Er packte den Fremden am Arm und zog ihn ruckartig zurück, was den Braunhaarigen aus dem Gleichgewicht brachte. Fast im gleichen Augenblick hörte man Knochen brechen. Ein markerschütterndes Brüllen kam aus der tiefen Kehle des Jungen. East schob seine Rudelmitglieder in den nächsten Korridor zurück. Das war definitiv kein Wolfsgeheul. Panisch suchten die anderen Schüler Versteckmöglichkeiten. Ein wild gewordener Wandler glich einem wilden Tier. East versuchte seinen Onkel zu kontaktieren, der hier unterrichtete. Der Mindlink durfte innerhalb der Unterrichtszeit eigentlich nicht benutzen werden. Doch das hier war ein Notfall mit Lebensgefahr! Ein fast ein Meter großer Braunbär stand hier auf seinen Hinterläufen und brüllte alles an, was sich bewegte.

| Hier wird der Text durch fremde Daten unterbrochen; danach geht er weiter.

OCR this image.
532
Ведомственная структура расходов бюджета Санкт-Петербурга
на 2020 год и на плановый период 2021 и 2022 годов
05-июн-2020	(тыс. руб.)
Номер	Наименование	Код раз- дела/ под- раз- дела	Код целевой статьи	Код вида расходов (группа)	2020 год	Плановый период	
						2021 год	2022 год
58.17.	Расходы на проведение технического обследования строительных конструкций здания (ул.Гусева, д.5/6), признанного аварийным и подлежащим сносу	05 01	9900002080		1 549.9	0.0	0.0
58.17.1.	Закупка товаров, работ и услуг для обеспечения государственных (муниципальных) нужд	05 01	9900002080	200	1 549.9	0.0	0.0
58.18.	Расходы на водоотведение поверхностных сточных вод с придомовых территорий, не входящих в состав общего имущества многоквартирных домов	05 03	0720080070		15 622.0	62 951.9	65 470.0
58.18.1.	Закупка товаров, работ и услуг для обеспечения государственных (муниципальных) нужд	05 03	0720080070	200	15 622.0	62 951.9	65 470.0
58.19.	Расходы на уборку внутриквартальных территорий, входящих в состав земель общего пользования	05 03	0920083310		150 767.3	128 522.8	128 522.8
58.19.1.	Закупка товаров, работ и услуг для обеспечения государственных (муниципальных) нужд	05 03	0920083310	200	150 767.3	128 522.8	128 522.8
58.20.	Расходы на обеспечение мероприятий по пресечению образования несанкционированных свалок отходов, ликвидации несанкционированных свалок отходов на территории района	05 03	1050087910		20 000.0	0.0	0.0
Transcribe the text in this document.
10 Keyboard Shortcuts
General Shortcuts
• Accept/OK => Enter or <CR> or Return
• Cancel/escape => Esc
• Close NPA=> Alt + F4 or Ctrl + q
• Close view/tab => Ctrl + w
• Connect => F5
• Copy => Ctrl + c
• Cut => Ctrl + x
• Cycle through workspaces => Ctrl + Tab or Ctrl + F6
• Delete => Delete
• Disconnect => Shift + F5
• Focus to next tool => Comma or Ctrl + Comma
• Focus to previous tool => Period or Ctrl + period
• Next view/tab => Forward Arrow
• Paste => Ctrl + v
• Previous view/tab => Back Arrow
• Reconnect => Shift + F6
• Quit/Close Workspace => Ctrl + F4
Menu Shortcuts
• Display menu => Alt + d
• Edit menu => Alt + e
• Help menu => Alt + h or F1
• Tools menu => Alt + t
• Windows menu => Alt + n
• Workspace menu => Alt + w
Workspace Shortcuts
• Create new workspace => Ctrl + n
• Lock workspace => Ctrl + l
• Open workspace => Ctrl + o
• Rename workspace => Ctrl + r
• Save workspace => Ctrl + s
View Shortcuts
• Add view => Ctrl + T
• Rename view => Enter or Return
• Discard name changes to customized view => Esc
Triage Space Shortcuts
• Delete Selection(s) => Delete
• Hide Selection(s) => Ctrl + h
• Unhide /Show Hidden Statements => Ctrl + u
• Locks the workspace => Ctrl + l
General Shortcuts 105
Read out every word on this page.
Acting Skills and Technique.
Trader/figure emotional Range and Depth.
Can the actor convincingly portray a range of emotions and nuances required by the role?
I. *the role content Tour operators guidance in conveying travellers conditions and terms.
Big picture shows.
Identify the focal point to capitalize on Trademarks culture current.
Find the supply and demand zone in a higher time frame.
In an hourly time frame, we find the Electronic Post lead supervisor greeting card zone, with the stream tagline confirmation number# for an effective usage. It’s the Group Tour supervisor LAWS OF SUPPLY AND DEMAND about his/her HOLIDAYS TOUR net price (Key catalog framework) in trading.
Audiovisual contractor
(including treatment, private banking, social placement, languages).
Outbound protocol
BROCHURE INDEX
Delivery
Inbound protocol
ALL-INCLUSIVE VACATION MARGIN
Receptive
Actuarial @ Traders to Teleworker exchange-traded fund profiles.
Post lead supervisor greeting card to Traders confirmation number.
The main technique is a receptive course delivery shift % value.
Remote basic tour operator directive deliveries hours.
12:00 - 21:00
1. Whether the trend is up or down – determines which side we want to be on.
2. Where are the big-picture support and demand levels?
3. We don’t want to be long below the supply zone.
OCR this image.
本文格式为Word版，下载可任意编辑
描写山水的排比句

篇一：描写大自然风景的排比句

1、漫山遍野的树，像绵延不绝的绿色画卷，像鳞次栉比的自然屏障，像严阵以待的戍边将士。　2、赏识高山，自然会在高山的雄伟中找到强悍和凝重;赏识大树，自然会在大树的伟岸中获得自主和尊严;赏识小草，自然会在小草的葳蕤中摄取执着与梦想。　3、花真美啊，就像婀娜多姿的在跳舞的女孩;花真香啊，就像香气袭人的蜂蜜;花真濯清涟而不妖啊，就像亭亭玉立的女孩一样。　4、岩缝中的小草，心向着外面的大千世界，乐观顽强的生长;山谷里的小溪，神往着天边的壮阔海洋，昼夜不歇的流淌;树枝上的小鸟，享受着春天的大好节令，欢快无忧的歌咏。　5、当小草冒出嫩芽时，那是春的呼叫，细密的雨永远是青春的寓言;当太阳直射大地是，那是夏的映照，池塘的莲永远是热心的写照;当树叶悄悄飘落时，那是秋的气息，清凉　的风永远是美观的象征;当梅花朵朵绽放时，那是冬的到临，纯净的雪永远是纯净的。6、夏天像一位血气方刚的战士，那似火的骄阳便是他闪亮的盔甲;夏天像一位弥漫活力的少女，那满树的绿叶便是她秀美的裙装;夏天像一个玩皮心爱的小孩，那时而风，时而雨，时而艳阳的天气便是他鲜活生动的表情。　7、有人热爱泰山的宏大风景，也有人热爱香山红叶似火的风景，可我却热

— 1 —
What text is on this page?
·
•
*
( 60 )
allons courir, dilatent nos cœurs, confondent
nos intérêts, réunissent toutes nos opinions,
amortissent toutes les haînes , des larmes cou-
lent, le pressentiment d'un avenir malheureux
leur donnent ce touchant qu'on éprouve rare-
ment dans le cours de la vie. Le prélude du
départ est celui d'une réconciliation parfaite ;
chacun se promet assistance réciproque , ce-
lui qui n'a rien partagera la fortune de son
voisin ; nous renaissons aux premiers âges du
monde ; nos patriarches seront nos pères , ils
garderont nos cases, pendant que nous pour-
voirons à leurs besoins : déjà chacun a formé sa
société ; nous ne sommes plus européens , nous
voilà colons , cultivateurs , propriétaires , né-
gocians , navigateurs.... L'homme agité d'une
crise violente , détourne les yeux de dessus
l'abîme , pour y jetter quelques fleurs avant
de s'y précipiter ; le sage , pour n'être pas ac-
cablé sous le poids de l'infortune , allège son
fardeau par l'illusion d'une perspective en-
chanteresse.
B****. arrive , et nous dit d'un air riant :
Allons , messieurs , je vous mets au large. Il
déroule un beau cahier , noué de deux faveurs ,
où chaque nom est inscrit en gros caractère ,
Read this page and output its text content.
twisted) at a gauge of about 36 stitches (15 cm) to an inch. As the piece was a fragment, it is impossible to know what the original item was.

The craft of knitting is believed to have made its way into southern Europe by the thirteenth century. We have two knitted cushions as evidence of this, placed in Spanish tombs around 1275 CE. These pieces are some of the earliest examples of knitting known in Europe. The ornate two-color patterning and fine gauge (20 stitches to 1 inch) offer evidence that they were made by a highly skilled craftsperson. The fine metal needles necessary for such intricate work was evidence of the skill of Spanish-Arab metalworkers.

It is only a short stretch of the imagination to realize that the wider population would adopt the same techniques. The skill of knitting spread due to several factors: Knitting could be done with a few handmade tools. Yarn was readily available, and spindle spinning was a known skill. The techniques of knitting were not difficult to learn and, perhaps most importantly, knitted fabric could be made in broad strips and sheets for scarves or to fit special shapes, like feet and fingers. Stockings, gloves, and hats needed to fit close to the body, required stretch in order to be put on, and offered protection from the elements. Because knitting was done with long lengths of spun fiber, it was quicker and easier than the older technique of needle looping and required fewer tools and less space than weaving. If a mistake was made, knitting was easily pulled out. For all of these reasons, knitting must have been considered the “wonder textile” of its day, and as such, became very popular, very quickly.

Endlich antwortete sein Onkel. Sie sollten sich alle ruhig und leise zurückziehen. Hilfe war unterwegs.
Draußen vor der Schule versammelte sich die Schülerschaft. Trotz des kalten Regens. Einfach, weil es hier sicherer war bis der Bärenwandler sich wieder besonnen hatte.
Bärenwandler. East hatte von ihnen gehört, aber noch nie einen gesehen. Bis auf Vögel, Fische und Insekten kannte der Alpha einige verschiedene Wandlerarten, wie Katzen, Otter, Kaninchen, Füchse und sogar eine Wildschweinfamilie. Von Bärenwandler hörte am höchstens aus Alaska. Aber was wollte der junge Bär in Seattle und noch dazu an der Franklin-High-School, wenn er nicht in der Lage war sich zu kontrollieren? Mal abgesehen davon, dass der Bär gleich wieder nach Hause zurückkehren konnte. Verwandlungen – kontrolliert oder nicht – wurden hier nicht geduldet.